Luftbrücke brachte vor allem Hoffnung

Beginn der Hilfsflüge vor 70 Jahren veränderte nicht nur Berlin, sondern die Welt.

Die Berliner Luftbrücke war eine der größten humanitären Hilfsaktionen der jüngeren Geschichte. Nicht auszudenken, wie es Westberlin ergangen wäre ohne die Hilfsflüge der Alliierten, die rund 2,1 Millionen Tonnen Fracht – darunter Kohle, Lebensmittel und Baustoffe – durch die Blockade nach Berlin flogen. Der Beginn ist nun 70 Jahre her. Am Dienstag gedachten Vertreter der Berlin U.S. Military Veterans Association und des Bezirks zusammen mit Ehrengästen all derer, die sich um die Luftbrücke verdient gemacht hatten und jenen, die im Einsatz für die Berliner ihr Leben lassen mussten.

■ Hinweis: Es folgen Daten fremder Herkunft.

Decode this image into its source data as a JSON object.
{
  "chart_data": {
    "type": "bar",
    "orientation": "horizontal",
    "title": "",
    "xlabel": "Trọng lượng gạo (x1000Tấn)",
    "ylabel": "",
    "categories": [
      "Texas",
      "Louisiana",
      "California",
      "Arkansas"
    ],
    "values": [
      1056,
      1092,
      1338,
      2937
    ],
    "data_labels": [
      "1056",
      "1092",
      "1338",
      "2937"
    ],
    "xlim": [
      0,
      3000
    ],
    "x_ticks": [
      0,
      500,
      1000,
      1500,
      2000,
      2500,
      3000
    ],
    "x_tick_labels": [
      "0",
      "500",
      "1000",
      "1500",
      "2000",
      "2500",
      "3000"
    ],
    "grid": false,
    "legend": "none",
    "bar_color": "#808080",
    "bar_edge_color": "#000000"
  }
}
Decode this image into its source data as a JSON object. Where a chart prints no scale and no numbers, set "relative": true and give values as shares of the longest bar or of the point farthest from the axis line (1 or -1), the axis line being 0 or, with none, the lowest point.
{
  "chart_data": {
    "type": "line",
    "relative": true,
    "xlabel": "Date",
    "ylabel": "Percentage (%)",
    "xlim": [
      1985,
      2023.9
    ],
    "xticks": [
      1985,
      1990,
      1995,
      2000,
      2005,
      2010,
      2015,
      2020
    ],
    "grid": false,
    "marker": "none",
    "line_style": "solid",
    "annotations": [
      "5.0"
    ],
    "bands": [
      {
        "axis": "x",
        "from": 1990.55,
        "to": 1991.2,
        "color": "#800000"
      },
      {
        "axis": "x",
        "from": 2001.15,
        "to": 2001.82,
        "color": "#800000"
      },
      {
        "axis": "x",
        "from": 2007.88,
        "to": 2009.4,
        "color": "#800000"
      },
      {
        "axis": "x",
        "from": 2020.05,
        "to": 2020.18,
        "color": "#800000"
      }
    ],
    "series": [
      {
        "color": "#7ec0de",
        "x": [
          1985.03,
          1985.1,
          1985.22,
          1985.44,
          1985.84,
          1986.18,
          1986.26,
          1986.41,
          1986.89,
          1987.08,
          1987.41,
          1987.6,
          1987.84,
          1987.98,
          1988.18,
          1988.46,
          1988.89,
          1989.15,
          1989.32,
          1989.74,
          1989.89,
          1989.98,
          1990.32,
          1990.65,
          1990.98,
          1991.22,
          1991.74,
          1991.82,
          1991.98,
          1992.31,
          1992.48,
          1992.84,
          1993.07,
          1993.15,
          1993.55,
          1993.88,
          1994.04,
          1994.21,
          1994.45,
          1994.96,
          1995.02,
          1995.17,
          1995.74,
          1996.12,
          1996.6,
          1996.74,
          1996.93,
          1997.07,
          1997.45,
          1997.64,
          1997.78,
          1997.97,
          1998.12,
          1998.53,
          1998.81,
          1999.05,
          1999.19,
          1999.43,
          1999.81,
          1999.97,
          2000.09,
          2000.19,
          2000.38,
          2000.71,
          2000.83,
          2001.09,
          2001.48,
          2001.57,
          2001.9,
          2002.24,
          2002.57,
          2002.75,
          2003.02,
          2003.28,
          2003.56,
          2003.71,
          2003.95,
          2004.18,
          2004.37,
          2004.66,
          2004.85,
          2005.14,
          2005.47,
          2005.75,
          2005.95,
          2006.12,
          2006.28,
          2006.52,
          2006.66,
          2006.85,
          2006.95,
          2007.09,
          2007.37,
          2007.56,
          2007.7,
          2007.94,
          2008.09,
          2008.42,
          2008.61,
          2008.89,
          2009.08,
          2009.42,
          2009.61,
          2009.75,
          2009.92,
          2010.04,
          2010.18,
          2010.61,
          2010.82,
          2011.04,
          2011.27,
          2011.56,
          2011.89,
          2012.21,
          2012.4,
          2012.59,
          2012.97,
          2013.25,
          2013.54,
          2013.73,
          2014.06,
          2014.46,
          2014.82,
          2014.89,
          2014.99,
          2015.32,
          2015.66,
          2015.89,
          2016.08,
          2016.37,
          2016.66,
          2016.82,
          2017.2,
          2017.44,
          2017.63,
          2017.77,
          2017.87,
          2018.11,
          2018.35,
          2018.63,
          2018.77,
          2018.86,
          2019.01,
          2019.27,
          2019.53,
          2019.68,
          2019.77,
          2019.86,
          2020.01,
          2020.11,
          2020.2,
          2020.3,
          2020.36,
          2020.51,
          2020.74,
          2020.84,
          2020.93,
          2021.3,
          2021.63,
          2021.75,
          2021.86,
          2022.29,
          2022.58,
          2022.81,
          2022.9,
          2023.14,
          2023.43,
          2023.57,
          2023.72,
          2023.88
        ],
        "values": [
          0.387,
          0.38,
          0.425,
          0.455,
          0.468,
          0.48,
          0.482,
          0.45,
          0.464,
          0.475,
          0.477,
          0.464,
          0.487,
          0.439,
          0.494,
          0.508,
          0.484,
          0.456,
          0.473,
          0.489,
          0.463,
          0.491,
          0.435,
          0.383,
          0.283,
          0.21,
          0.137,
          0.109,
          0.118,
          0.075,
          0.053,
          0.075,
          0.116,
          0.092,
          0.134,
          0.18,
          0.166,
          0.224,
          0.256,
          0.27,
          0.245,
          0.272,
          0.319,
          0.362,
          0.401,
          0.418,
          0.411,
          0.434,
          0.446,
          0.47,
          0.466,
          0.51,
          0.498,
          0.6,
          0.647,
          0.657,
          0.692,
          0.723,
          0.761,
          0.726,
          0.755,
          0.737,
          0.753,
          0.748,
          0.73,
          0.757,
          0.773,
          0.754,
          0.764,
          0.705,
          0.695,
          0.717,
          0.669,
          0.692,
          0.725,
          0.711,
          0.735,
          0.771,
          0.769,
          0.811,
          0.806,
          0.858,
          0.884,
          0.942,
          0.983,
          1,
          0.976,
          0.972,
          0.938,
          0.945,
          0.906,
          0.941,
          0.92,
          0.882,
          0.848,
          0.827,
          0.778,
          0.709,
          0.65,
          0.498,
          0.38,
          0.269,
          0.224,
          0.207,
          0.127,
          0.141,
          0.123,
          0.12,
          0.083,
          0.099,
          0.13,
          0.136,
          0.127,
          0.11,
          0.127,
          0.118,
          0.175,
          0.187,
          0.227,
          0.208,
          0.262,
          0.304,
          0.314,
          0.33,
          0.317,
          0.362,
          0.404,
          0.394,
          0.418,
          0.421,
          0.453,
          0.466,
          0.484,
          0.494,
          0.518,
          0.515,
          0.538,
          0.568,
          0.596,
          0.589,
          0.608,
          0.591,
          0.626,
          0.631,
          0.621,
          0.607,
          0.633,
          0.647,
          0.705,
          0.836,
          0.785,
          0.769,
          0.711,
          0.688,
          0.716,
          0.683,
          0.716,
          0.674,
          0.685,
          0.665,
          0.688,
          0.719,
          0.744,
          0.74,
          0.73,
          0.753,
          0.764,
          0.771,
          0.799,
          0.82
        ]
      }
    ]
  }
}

Zum Festakt vor dem Luftbrückendenkmal waren neben Mitgliedern der Veterans Association Ehrenäste aus den Botschaften der USA und des Vereinigten Königreichs, der Senatskanzlei und der US Air Force Europe erschienen und beteiligten sich an der Kranzniederlegung. Viele der noch lebenden Luftbrücken-Piloten konnten aus gesundheitlichen Gründen nicht an der Zeremonie teilnehmen. Stellvertretend für alle von ihnen drückte Vern Gibson dem Luftbrücken-Veteran William J.D. Freeman seinen Dank aus.

Symbolträchtiger Ort

Der Flughafen Tempelhof war bei weitem nicht der einzige Ort, der für die Luftbrücke von erheblicher Bedeutung war. Doch ist er bis heute von besonderer Symbolkraft. Daran erinnerte auch Vern Gibson, Präsident der Berlin U.S. Military Veterans Association. So sei am 26. Juni 1948 in Tempelhof der erste Flug der US-Streitkräfte mit Hilfsgütern gelandet, Von hier aus seien auch die Flüge im Rahmen der „Operation Little Vittles“ gestartet, bei der für die Kinder Berlins Süßigkeiten und Kaugummi an kleinen Fallschirmen abgeworfen wurden.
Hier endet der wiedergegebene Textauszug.